If you haven’t heard about Emily Yoffe and her recent Slate op-ed, “College Women: Stop Getting Drunk,” then buckle in; it’s a doozy.
Yoffe, a regular contributor to Slate, wrote a column which said if women were to curb their drinking and not make trying to go “shot for shot with men” a “feminist issue,” they would have less of a chance of getting raped.
And you know, she has a point…
No, I’m just kidding. Yoffe is an unempathetic rape apologist filled to the brim with internalized misogyny and she makes me want to vomit.
Numerous people have already written columns and critiques of Yoffe’s piece and how her identity as a rape apologist and pseudo-misogynist is dangerous, so I want to bring up something else I believe to be extremely problematic.
What is this crap about going shot for shot with my guy friends being a feminist issue?

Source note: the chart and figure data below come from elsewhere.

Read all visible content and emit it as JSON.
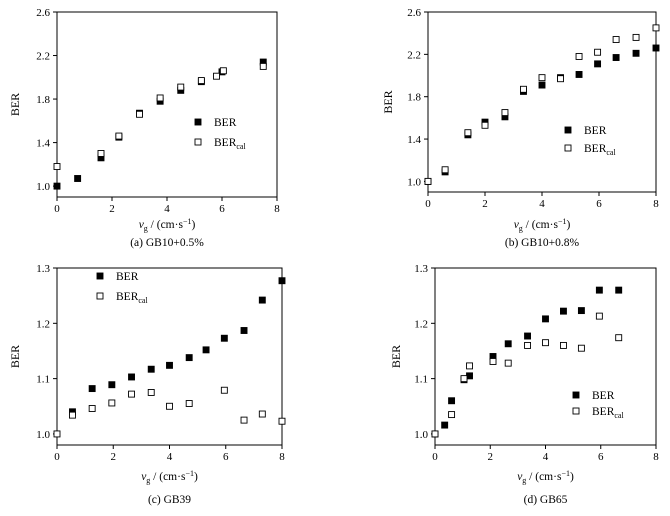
{
  "chart_data": [
    {
      "type": "scatter",
      "caption": "(a) GB10+0.5%",
      "ylabel": "BER",
      "xlabel": {
        "var": "v",
        "sub": "g",
        "unit": " / (cm·s",
        "exp": "−1",
        "close": ")"
      },
      "xlim": [
        0,
        8
      ],
      "ylim": [
        0.9,
        2.6
      ],
      "xticks": [
        "0",
        "2",
        "4",
        "6",
        "8"
      ],
      "yticks": [
        "1.0",
        "1.4",
        "1.8",
        "2.2",
        "2.6"
      ],
      "series": [
        {
          "name": "BER",
          "sub": "",
          "marker": "filled-square",
          "x": [
            0.0,
            0.75,
            1.6,
            2.25,
            3.0,
            3.75,
            4.5,
            5.25,
            6.0,
            7.5
          ],
          "y": [
            1.0,
            1.07,
            1.26,
            1.45,
            1.67,
            1.78,
            1.88,
            1.96,
            2.05,
            2.14
          ]
        },
        {
          "name": "BER",
          "sub": "cal",
          "marker": "open-square",
          "x": [
            0.0,
            1.6,
            2.25,
            3.0,
            3.75,
            4.5,
            5.25,
            5.8,
            6.05,
            7.5
          ],
          "y": [
            1.18,
            1.3,
            1.46,
            1.66,
            1.81,
            1.91,
            1.97,
            2.01,
            2.06,
            2.1
          ]
        }
      ],
      "legend": "right-middle"
    },
    {
      "type": "scatter",
      "caption": "(b) GB10+0.8%",
      "ylabel": "BER",
      "xlabel": {
        "var": "v",
        "sub": "g",
        "unit": " / (cm·s",
        "exp": "−1",
        "close": ")"
      },
      "xlim": [
        0,
        8
      ],
      "ylim": [
        0.9,
        2.6
      ],
      "xticks": [
        "0",
        "2",
        "4",
        "6",
        "8"
      ],
      "yticks": [
        "1.0",
        "1.4",
        "1.8",
        "2.2",
        "2.6"
      ],
      "series": [
        {
          "name": "BER",
          "sub": "",
          "marker": "filled-square",
          "x": [
            0.0,
            0.6,
            1.4,
            2.0,
            2.7,
            3.35,
            4.0,
            4.65,
            5.3,
            5.95,
            6.6,
            7.3,
            8.0
          ],
          "y": [
            1.0,
            1.09,
            1.44,
            1.56,
            1.61,
            1.85,
            1.91,
            1.98,
            2.01,
            2.11,
            2.17,
            2.21,
            2.26
          ]
        },
        {
          "name": "BER",
          "sub": "cal",
          "marker": "open-square",
          "x": [
            0.0,
            0.6,
            1.4,
            2.0,
            2.7,
            3.35,
            4.0,
            4.65,
            5.3,
            5.95,
            6.6,
            7.3,
            8.0
          ],
          "y": [
            1.0,
            1.11,
            1.46,
            1.53,
            1.65,
            1.87,
            1.98,
            1.97,
            2.18,
            2.22,
            2.34,
            2.36,
            2.45
          ]
        }
      ],
      "legend": "right-middle"
    },
    {
      "type": "scatter",
      "caption": "(c) GB39",
      "ylabel": "BER",
      "xlabel": {
        "var": "v",
        "sub": "g",
        "unit": " / (cm·s",
        "exp": "−1",
        "close": ")"
      },
      "xlim": [
        0,
        8
      ],
      "ylim": [
        0.98,
        1.3
      ],
      "xticks": [
        "0",
        "2",
        "4",
        "6",
        "8"
      ],
      "yticks": [
        "1.0",
        "1.1",
        "1.2",
        "1.3"
      ],
      "series": [
        {
          "name": "BER",
          "sub": "",
          "marker": "filled-square",
          "x": [
            0.55,
            1.25,
            1.95,
            2.65,
            3.35,
            4.0,
            4.7,
            5.3,
            5.95,
            6.65,
            7.3,
            8.0
          ],
          "y": [
            1.04,
            1.082,
            1.089,
            1.103,
            1.117,
            1.124,
            1.138,
            1.152,
            1.173,
            1.187,
            1.242,
            1.277
          ]
        },
        {
          "name": "BER",
          "sub": "cal",
          "marker": "open-square",
          "x": [
            0.0,
            0.55,
            1.25,
            1.95,
            2.65,
            3.35,
            4.0,
            4.7,
            5.95,
            6.65,
            7.3,
            8.0
          ],
          "y": [
            1.0,
            1.034,
            1.046,
            1.056,
            1.072,
            1.075,
            1.05,
            1.055,
            1.079,
            1.025,
            1.036,
            1.023
          ]
        }
      ],
      "legend": "left-top"
    },
    {
      "type": "scatter",
      "caption": "(d) GB65",
      "ylabel": "BER",
      "xlabel": {
        "var": "v",
        "sub": "g",
        "unit": " / (cm·s",
        "exp": "−1",
        "close": ")"
      },
      "xlim": [
        0,
        8
      ],
      "ylim": [
        0.98,
        1.3
      ],
      "xticks": [
        "0",
        "2",
        "4",
        "6",
        "8"
      ],
      "yticks": [
        "1.0",
        "1.1",
        "1.2",
        "1.3"
      ],
      "series": [
        {
          "name": "BER",
          "sub": "",
          "marker": "filled-square",
          "x": [
            0.0,
            0.35,
            0.6,
            1.05,
            1.25,
            2.1,
            2.65,
            3.35,
            4.0,
            4.65,
            5.3,
            5.95,
            6.65
          ],
          "y": [
            1.0,
            1.016,
            1.06,
            1.098,
            1.105,
            1.14,
            1.163,
            1.177,
            1.208,
            1.222,
            1.223,
            1.26,
            1.26
          ]
        },
        {
          "name": "BER",
          "sub": "cal",
          "marker": "open-square",
          "x": [
            0.0,
            0.6,
            1.05,
            1.25,
            2.1,
            2.65,
            3.35,
            4.0,
            4.65,
            5.3,
            5.95,
            6.65
          ],
          "y": [
            1.0,
            1.035,
            1.1,
            1.123,
            1.131,
            1.128,
            1.16,
            1.165,
            1.16,
            1.155,
            1.213,
            1.174
          ]
        }
      ],
      "legend": "right-bottom"
    }
  ]
}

First of all, it isn’t true. I’m personally a beer and wine snob and not so much a shots person, but I do not know any women who take shots just to “keep up” with her guy friends; she does it for herself, for her own enjoyment and not because she is so absorbed by the notion of fitting in with her guy friends.
What Yoffe is saying is particularly dangerous because she’s saying that something she believes to be a feminist issue is male-centric, and that is obviously not what feminism is about.
In the past two decades, the feminist movement has become very self-defined. For me, feminism is a safe haven where I can relate and not feel the pressure to live up to normal, and subtle (re: sinister) patriarchal standards. Feminism is not male-centric, as Yoffe implies. Bottom line, women shouldn’t have to curb their enjoyment to fit into patriarchal standards. Anyone who insinuates otherwise, to be blunt, is a moronic misogynist.